Is $\frac{\left(1+\sqrt{4n^2+1}\right)^n+\left(1-\sqrt{4n^2+1}\right)^n}{2^n}$ always an integer?

Question

Let $$a_n = \frac{\left(1+\sqrt{4n^2+1}\right)^n+\left(1-\sqrt{4n^2+1}\right)^n}{2^n}=2^{1-n} \sum _{k=0}^{\lfloor n/2\rfloor} \binom{n}{2 k} \left(4 n^2+1\right)^k,$$ then we have $$a_1=1,\quad a_2=9,\quad a_3=28,\quad a_4=577,\quad a_5=3251,\quad a_6=105193,\quad...$$ How can we prove that $a_n$ is an integer for all positive integer $n$?

Answer 1

I'll give two approaches: In either case, let $$ b_{m,n}=\left(\dfrac{1+\sqrt{4m+1}}{2}\right)^n+\left(\dfrac{1-\sqrt{4m+1}}{2}\right)^n $$ thus $a_n=b_{n^2,n}$. We will prove $b_{m,n}\in\mathbb{Z}$ for all $m,n\in\mathbb{Z}$, $n\geqslant 0$. In particular, we get $a_n\in\mathbb{Z}$.

Approach 1: Show that $a_n$ is a rational algebraic integer

The numbers $\dfrac{1\pm\sqrt{4m+1}}{2}$ are roots of $x^2-x-m$, so are algebraic integers. Hence $b_{m,n}$ is an algebraic integer. On the other hand, you know $b_{m,n}$ is rational by binomial expansion.
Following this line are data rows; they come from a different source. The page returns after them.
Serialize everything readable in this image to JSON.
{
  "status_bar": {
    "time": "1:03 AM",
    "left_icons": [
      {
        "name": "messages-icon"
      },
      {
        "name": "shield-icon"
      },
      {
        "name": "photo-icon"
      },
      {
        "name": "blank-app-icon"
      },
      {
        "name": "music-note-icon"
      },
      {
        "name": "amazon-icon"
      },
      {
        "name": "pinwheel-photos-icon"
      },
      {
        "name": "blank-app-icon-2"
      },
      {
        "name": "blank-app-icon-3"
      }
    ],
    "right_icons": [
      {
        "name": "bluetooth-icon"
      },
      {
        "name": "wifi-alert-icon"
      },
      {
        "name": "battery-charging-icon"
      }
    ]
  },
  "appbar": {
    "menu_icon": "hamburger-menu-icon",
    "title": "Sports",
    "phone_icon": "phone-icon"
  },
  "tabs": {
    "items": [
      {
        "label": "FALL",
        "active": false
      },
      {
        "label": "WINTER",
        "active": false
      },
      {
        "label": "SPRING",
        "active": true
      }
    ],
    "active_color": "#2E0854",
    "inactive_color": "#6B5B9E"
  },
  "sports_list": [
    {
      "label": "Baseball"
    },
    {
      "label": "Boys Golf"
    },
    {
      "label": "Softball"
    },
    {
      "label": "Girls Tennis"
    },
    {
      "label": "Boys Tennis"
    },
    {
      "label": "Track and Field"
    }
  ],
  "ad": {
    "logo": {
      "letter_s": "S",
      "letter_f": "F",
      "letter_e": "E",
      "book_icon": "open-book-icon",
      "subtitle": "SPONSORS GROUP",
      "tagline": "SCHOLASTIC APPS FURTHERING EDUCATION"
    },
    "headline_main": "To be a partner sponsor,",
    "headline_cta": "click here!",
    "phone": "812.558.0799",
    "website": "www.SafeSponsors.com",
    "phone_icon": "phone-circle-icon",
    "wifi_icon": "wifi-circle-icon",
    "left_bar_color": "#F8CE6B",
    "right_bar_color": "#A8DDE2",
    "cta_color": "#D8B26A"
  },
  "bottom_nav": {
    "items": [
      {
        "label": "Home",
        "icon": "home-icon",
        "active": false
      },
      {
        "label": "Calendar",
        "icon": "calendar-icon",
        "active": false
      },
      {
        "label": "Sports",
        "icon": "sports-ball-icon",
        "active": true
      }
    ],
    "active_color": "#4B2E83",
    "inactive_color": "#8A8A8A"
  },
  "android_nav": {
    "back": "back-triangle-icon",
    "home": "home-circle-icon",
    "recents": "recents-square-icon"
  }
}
So $b_{m,n}\in\mathbb{Z}$ as $\mathbb{Z}$ is integrally closed.

Approach 2: recurrence relation

We have $b_{m,n}$ satisfies a recurrence relation $$ b_{m,n+2}=b_{m,n+1}+mb_{m,n} $$ with $b_{m,0}=2$ and $b_{m,1}=1$. So inductively $b_{m,n}\in\mathbb{Z}$ for all $m,n\in\mathbb{Z}$, $n\geqslant 0$.

Answer 2

Fix some integer $n$ and consider the Galois conjugated algebraic integers $s,t$ equal to $$ \frac 12\Big(\ 1\pm\sqrt{4n^2+1}\ \Big) $$ in the appropiate quadratic field over $\Bbb Q$.
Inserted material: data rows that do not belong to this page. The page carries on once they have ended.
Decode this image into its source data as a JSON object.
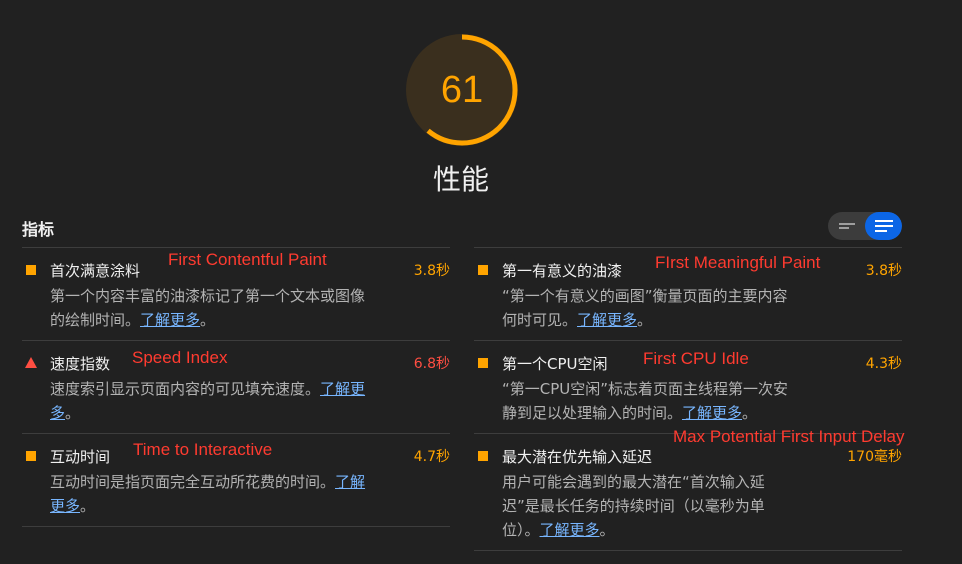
{
  "score": {
    "value": "61",
    "fraction": 0.61,
    "color": "#ffa400",
    "track_color": "#3d2e13"
  },
  "category": {
    "title": "性能"
  },
  "metrics_heading": "指标",
  "view_toggle": {
    "left_icon": "collapsed-list-icon",
    "right_icon": "expanded-list-icon",
    "active": "expanded",
    "active_color": "#0c66e6"
  },
  "metrics": {
    "fcp": {
      "title": "首次满意涂料",
      "value": "3.8秒",
      "desc": "第一个内容丰富的油漆标记了第一个文本或图像的绘制时间。",
      "link": "了解更多",
      "suffix": "。",
      "status": "average",
      "annotation": "First Contentful Paint"
    },
    "fmp": {
      "title": "第一有意义的油漆",
      "value": "3.8秒",
      "desc": "“第一个有意义的画图”衡量页面的主要内容何时可见。",
      "link": "了解更多",
      "suffix": "。",
      "status": "average",
      "annotation": "FIrst Meaningful Paint"
    },
    "si": {
      "title": "速度指数",
      "value": "6.8秒",
      "desc": "速度索引显示页面内容的可见填充速度。",
      "link": "了解更多",
      "suffix": "。",
      "status": "fail",
      "annotation": "Speed Index"
    },
    "fci": {
      "title": "第一个CPU空闲",
      "value": "4.3秒",
      "desc": "“第一CPU空闲”标志着页面主线程第一次安静到足以处理输入的时间。",
      "link": "了解更多",
      "suffix": "。",
      "status": "average",
      "annotation": "First CPU Idle"
    },
    "tti": {
      "title": "互动时间",
      "value": "4.7秒",
      "desc": "互动时间是指页面完全互动所花费的时间。",
      "link": "了解更多",
      "suffix": "。",
      "status": "average",
      "annotation": "Time to Interactive"
    },
    "mpfid": {
      "title": "最大潜在优先输入延迟",
      "value": "170毫秒",
      "desc": "用户可能会遇到的最大潜在“首次输入延迟”是最长任务的持续时间（以毫秒为单位）。",
      "link": "了解更多",
      "suffix": "。",
      "status": "average",
      "annotation": "Max Potential First Input Delay"
    }
  }
}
They are algebraic integers, because we have $s+t=1$, $st=\frac 14(1-(1+4n^2))\in\Bbb Z$.

Fix some natural power $k$. Then the number $s^k+t^k$ is also an algebraic integer, it is fixed by the Galois conjugation exchanging $s\leftrightarrow t$, so it lives in $\Bbb Q$.

So it is an integer.

Now consider the special case $k=n$.